И все-таки он меня заразил надеждами. Одна собака была в анабиозе четыре дня и проснулась. Правда, скоро погибла от кровотечения в просвет кишечника — просмотрели, можно было бы спасти. Ваня тяжело это переживал. Ошибки. Не умеют физиологи выхаживать больных.

В общем он зря думал, что я бы предпочла нормальную смерть. Бывали такие мысли, но очень редко. Для меня он уже погиб при всех условиях. Я и не хочу, чтобы его пробуждали при мне, потому что буду уже старуха, страшная, поглупевшая. В жизни ничего для себя не жду, а стареть все равно не хочу.
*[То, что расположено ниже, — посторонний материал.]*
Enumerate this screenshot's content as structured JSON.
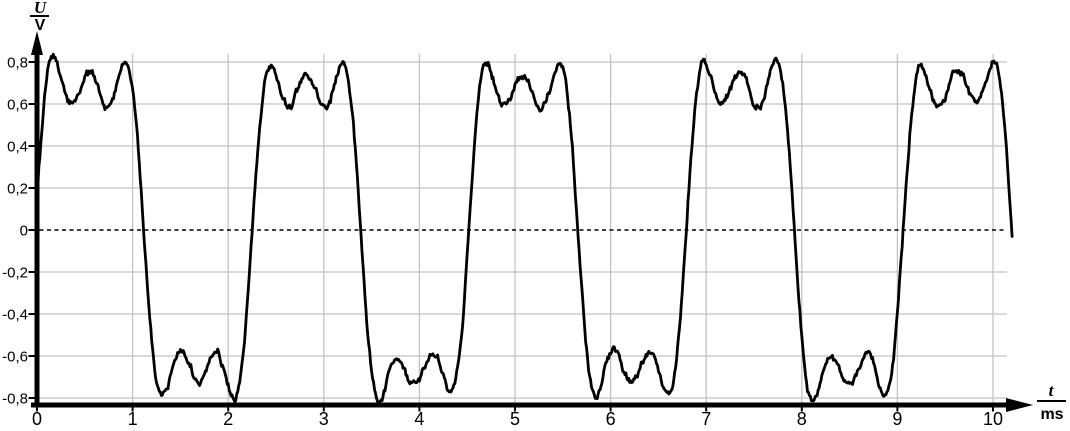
{
  "page": {
    "background": "#ffffff"
  },
  "chart_data": {
    "type": "line",
    "title": "",
    "xlabel": "t / ms",
    "ylabel": "U / V",
    "ylabel_numerator": "U",
    "ylabel_denominator": "V",
    "xlabel_numerator": "t",
    "xlabel_denominator": "ms",
    "xlim": [
      0,
      10.4
    ],
    "ylim": [
      -0.84,
      0.85
    ],
    "grid": true,
    "grid_color": "#c2c2c2",
    "axis_color": "#000000",
    "trace_color": "#000000",
    "zero_line_style": "dashed",
    "decimal_separator": ",",
    "x_ticks": [
      {
        "t": 0,
        "label": "0"
      },
      {
        "t": 1,
        "label": "1"
      },
      {
        "t": 2,
        "label": "2"
      },
      {
        "t": 3,
        "label": "3"
      },
      {
        "t": 4,
        "label": "4"
      },
      {
        "t": 5,
        "label": "5"
      },
      {
        "t": 6,
        "label": "6"
      },
      {
        "t": 7,
        "label": "7"
      },
      {
        "t": 8,
        "label": "8"
      },
      {
        "t": 9,
        "label": "9"
      },
      {
        "t": 10,
        "label": "10"
      }
    ],
    "y_ticks": [
      {
        "v": 0.8,
        "label": "0,8"
      },
      {
        "v": 0.6,
        "label": "0,6"
      },
      {
        "v": 0.4,
        "label": "0,4"
      },
      {
        "v": 0.2,
        "label": "0,2"
      },
      {
        "v": 0,
        "label": "0"
      },
      {
        "v": -0.2,
        "label": "-0,2"
      },
      {
        "v": -0.4,
        "label": "-0,4"
      },
      {
        "v": -0.6,
        "label": "-0,6"
      },
      {
        "v": -0.8,
        "label": "-0,8"
      }
    ],
    "waveform": {
      "shape": "square_wave_fourier_approx_with_noise",
      "harmonics": [
        1,
        3,
        5
      ],
      "fourier_scale": 0.853,
      "period_ms": 2.27,
      "rising_zero_crossing_ms": -0.02,
      "t_start_ms": 0,
      "t_end_ms": 10.2,
      "samples_per_ms": 100,
      "peak_v": 0.8,
      "plateau_center_v": 0.74,
      "ripple_trough_v": 0.59,
      "min_v": -0.82,
      "positive_plateau_centers_ms": [
        0.55,
        2.82,
        5.09,
        7.36,
        9.63
      ],
      "noise": {
        "seed": 20240613,
        "wander_amplitude_v": 0.022,
        "wander_smoothing": 0.9,
        "jitter_amplitude_v": 0.016
      },
      "clamp_v": [
        -0.825,
        0.84
      ]
    }
  }
}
Как посмотрю на жалкие локоны старух каких-то странных цветов, на неестественно накрашенные губы и улыбки, претендующие на кокетство, так даже вздрагиваю от неприятного чувства. Я еще ничего. Костя говорит, что мама молодая. Но седые волосы стали пробиваться за последний год.
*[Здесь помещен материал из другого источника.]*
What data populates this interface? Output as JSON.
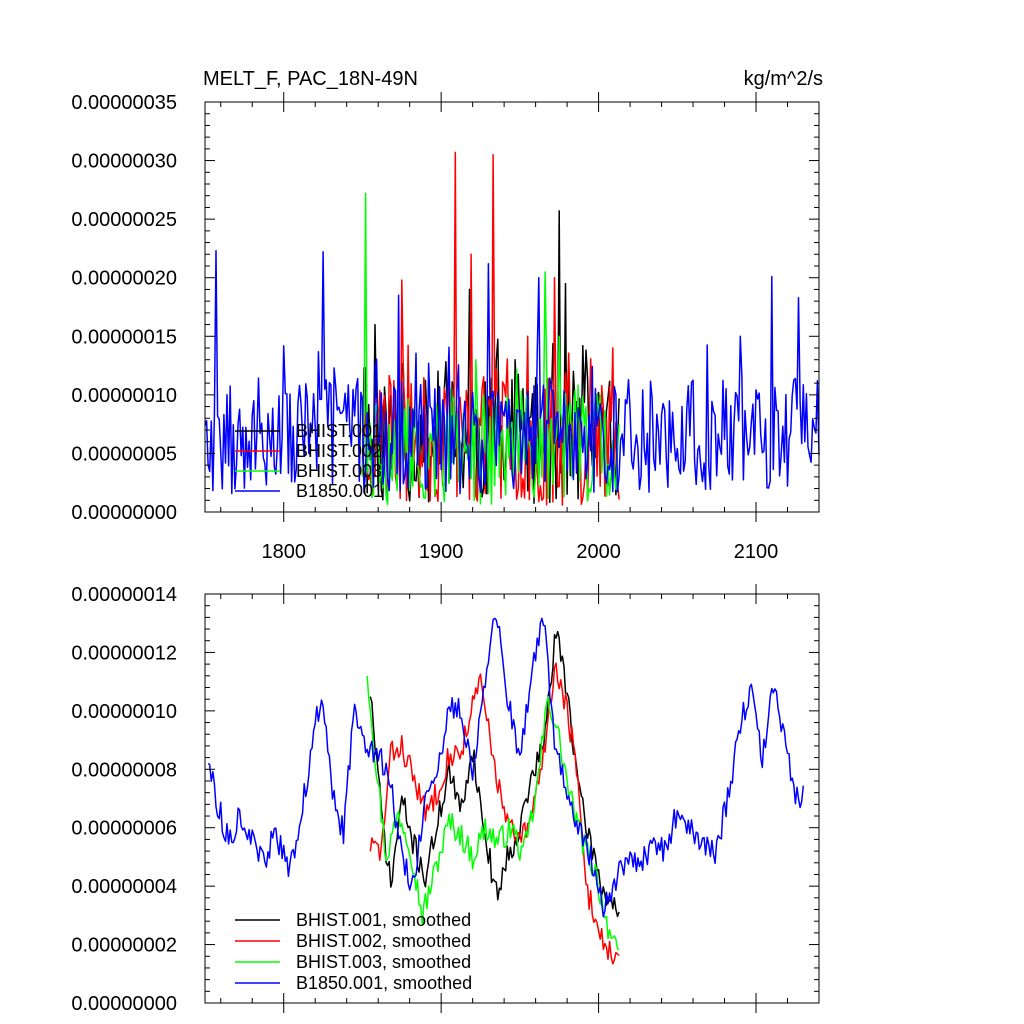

Прочитала и — ужаснулась. Как будто о себе писать собралась. Ваня рассказывал о нескольких планах, в которых одновременно идет мышление. Он мне много рассказывал умных вещей, и я, наверное, от него поумнела. Впрочем, в некоторых вещах я понимаю больше его, например в литературе, вообще в искусстве. У него не было времени читать последние годы — все наука да наука.

Чем теперь заполнится это место? Ловлю себя на мыслях: “Спросить у Вани”, “Сказать Ване”. Так горько становится после этого.

Не могу воспроизвести наших разговоров при последних свиданиях, когда дата опыта была уже назначена. Наверное, нужна профессиональная память, чтобы запоминать слова или хорошо придумывать их заново. У Вани в записках это получилось неплохо — разговоры. Пожалуй, он в самом деле мог бы писать. Даже его стиль мне кажется вполне современным.

Но то, что будто бы говорила я, мне кажется, он придумал неудачно. Что-то я не помню таких слов. Может, забыла?

Один вечер мы просидели хорошо, часа, наверное, три.

Павел с детьми ушел в театр. Я осталась дома, сказала, что голова болит. (Слава богу, больше не нужно притворяться!) Я принесла несколько бобин с магнитофонными пленками (ими теперь интересуется Костя), журналы с новыми стихами. Читала ему вслух, некоторые были хорошие.

Потом он читал Есенина и Маяковского наизусть. Оказалось, что много помнит, даже не ожидала. Затем пили кофе и слушали магнитофон. Симпатичная песенка “… Страна Дельфиния и город Кенгуру…”.

Тут же попались современные ритмы, американские. Сморщился: “Выключи, пожалуйста”. Не любит. А мне ничего, танцевать под них приятно. (Мы с Костей теперь танцуем — так забавно водит, старается.) Как обычно, говорили о детях. Я же не могу не говорить о них. Он всегда интересовался проблемами воспитания и “молодежным вопросом”, но очень научно, а для меня это-кровь и сердце. Поспорили немного о его помощниках. Вадим мне не нравился до последнего дня, казался нахальным, самоуверенным. Как можно ошибиться в молодых! Они часто только прикрываются бравадой и грубостью. Вадим оказался очень душевным. Юра гораздо суше, я его не пойму.

Помню эти прощания, когда уходили. Мысли: “Подлая, что бросаю его одного… Пренебречь всем, остаться”. И другие мысли: “А дети? Как объяснить? Как выдержать взгляд! Нет, не могу!” Да и так ли это нужно? Может быть, ему лучше одному?

Чтобы можно не играть роль? Он такой… Не знаю слова. Наверное, сдержался бы под пыткой, только чтобы не показаться смешным и жалким.

В общем я уходила. Может быть, и не права была, не знаю. Он ни разу не задержал.